Cosine similarity deals well with documents that don't have all the query terms, something we might want. For example, if we're looking for "how do I find the IP address of my computer", not all of the terms will be present in each document that is relevant.
After we have indexed a corpus, we have a complete set of the terms from all documents--the index. The vector space model simply says that those terms define a giant vector in hyperspace of length "size of index". Each term is a dimension. As we described above and as Lucene does, we use TFIDF as the weights in each dimension. If the document does not have a term, its weight is zero. This deals naturally with queries that don't contain all terms in the vocabulary. Documents can still have high scores even without having all the terms if they happen to have big weights for some important terms.
To compare documents and a query document, we compute the cosine similarity for the document vectors against the query vector and sort by that. It's important to note that the vector for each document is ordered by the indexed so that we are using the same dimensions and the same order. In other words, we sort the words in the document according to the index order not the order in which they appear in the document.
compute unit vector for query terms and put in vec with len = M = |vocab|. Then compute dot product with it and all d_i. Order by decreasing dot product (cos similarity). cos theta = 1 is perfect match. angle is 0.
Some result docs will pop up high that don't have all terms.
See Manning example 6.4, Fig 6.14 has the basic algorithm for computing vector space scores.
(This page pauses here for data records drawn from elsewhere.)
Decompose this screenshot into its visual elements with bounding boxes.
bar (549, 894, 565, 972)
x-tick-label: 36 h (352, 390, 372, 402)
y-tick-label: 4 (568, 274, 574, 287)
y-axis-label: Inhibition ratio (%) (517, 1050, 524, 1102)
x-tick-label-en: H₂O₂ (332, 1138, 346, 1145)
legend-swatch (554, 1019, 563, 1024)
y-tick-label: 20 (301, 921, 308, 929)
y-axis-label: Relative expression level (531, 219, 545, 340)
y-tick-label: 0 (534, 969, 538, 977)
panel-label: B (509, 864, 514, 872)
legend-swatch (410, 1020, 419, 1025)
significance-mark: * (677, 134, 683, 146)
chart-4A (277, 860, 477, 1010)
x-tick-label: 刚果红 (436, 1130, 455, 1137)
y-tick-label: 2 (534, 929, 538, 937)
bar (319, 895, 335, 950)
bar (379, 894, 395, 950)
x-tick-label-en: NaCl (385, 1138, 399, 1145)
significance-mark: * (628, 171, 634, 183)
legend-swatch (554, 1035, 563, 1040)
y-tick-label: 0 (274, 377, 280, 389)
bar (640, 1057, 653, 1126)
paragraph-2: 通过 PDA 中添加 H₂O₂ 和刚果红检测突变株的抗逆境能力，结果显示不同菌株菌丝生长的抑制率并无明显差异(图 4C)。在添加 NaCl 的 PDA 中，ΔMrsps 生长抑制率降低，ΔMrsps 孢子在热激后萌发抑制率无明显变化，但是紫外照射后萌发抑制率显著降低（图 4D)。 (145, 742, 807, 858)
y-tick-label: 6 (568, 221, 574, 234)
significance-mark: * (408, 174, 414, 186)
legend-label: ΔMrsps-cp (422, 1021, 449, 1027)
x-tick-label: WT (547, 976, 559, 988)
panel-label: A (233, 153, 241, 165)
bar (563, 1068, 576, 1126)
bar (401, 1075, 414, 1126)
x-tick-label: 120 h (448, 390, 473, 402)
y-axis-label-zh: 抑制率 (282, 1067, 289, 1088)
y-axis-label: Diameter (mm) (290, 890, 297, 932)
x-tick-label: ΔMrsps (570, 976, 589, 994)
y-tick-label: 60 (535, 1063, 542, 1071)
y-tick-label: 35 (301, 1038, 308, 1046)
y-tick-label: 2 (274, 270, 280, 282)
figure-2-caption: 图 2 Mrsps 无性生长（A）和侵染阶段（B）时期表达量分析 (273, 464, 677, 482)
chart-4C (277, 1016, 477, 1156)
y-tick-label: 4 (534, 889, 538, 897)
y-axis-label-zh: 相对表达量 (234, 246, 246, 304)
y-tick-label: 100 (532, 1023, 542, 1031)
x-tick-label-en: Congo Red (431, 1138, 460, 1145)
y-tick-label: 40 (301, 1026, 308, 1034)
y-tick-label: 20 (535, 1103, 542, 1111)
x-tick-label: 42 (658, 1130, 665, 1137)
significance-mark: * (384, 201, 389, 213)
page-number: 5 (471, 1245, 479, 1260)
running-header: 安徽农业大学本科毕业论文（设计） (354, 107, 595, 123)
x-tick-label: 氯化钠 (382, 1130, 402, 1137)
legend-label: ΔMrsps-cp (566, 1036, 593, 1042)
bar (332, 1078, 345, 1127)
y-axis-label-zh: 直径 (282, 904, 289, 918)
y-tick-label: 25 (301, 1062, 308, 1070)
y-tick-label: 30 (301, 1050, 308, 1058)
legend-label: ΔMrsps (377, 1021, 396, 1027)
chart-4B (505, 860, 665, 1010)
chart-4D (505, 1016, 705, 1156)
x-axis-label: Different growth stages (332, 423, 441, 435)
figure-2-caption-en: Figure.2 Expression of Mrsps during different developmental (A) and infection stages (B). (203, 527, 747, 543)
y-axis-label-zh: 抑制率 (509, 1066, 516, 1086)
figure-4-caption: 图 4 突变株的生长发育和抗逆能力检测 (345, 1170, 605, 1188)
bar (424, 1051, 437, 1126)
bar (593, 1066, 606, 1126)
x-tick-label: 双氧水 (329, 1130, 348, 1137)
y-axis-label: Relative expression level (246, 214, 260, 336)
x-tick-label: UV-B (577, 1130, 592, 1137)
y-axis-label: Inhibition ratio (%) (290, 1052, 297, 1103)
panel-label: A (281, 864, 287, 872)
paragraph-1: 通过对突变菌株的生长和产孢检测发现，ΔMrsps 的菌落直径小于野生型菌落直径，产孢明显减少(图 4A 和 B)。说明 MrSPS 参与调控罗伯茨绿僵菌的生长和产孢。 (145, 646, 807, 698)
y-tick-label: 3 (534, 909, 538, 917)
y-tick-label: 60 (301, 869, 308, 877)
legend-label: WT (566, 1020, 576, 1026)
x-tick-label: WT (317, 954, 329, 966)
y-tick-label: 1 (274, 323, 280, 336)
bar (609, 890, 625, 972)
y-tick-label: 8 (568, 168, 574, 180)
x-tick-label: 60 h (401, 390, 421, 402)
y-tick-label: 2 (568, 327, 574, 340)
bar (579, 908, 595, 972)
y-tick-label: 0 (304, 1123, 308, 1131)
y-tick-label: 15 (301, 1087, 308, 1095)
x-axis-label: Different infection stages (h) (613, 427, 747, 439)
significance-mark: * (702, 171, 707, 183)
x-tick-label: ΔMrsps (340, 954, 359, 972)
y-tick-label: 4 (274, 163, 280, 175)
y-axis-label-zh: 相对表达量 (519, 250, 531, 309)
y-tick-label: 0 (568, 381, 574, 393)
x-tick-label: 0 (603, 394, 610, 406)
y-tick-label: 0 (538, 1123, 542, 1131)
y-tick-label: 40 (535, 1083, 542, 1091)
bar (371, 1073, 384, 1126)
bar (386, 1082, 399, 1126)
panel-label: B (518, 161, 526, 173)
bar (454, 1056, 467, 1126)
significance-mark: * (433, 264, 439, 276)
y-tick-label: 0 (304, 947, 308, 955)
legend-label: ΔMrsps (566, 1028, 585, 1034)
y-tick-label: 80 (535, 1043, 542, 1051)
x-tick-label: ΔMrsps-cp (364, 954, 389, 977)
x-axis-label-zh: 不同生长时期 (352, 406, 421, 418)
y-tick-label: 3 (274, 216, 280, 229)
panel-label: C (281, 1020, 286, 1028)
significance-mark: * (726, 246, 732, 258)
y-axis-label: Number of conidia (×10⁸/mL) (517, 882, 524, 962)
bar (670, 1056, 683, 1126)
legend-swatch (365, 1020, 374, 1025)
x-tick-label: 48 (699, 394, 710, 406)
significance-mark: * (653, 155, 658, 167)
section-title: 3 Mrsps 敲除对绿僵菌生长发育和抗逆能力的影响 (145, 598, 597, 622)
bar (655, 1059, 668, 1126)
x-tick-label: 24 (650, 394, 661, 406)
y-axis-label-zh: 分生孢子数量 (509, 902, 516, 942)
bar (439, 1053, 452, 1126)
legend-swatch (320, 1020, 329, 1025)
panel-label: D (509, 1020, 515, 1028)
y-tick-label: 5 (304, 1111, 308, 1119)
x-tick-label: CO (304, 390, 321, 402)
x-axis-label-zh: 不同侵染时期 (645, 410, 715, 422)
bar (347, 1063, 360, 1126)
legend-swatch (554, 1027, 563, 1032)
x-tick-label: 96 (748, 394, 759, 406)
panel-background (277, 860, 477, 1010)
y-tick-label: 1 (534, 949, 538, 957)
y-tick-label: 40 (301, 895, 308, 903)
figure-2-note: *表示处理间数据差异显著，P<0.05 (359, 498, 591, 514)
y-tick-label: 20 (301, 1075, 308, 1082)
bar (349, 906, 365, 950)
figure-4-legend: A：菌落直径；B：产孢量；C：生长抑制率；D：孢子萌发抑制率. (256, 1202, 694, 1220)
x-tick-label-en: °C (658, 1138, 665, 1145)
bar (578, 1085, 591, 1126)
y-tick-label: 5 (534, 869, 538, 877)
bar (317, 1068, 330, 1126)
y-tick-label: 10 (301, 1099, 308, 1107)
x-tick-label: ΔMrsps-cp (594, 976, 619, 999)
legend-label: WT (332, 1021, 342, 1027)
If the word frequency in the query is 1, such as "best insurance", then the algorithm reduces to computing the scores shown above. All we do is sum up the weights (tfidf) for each query term in a particular document. That is its score. Notice that this means when the query vector has binary elements, cosine similarity reduces to simple summing of scores. This make sense for short queries like "best insurance", but not for full document comparisons. See Fig 7.1 for the updated algorithm.
We get away with this, even though the query vector elements being zero and one do not lead to a unit vector because Manning says:"
...it sufﬁces to compute the cosine similarity from each document unit vector v(d) to V(q) (in which all non-zero components of the query vector are set to 1), rather than to the unit vector v(q)."
Manning further says "For any document d, the cosine similarity V(q) dotprod v(d) is the weighted sum, over all terms in the query q, of the weights of those terms in d"
So presumably, we find the union of all postings lists for term queries and then run the algorithm to compute the scores for each document vector (using only terms from the query).
From there, we need top K queries. That means creating a heap in in 2J time for J documents with nonzero scores. reading the K queries takes KlogJ time.
sometimes we have different zones title vs document content. A query that matches the exact title or close to it should be weighted more heavily than content that matches those terms.
order matters and these mechanisms do "bag of words" type similarity comparisons. Once we get the weights for each word, we can use Spearman's rank (http://en.wikipedia.org/wiki/Spearman's_rank_correlation_coefficient) to consider the order of the words. It looks at the words of the document in sequence whereas we have sorted the document terms by the order of the index in the vector space model.
When looking for the top K documents, it's too slow to sort so we build and keep in O(2N) for N total documents and then we can get the top score in O(logN) and same for K top scores.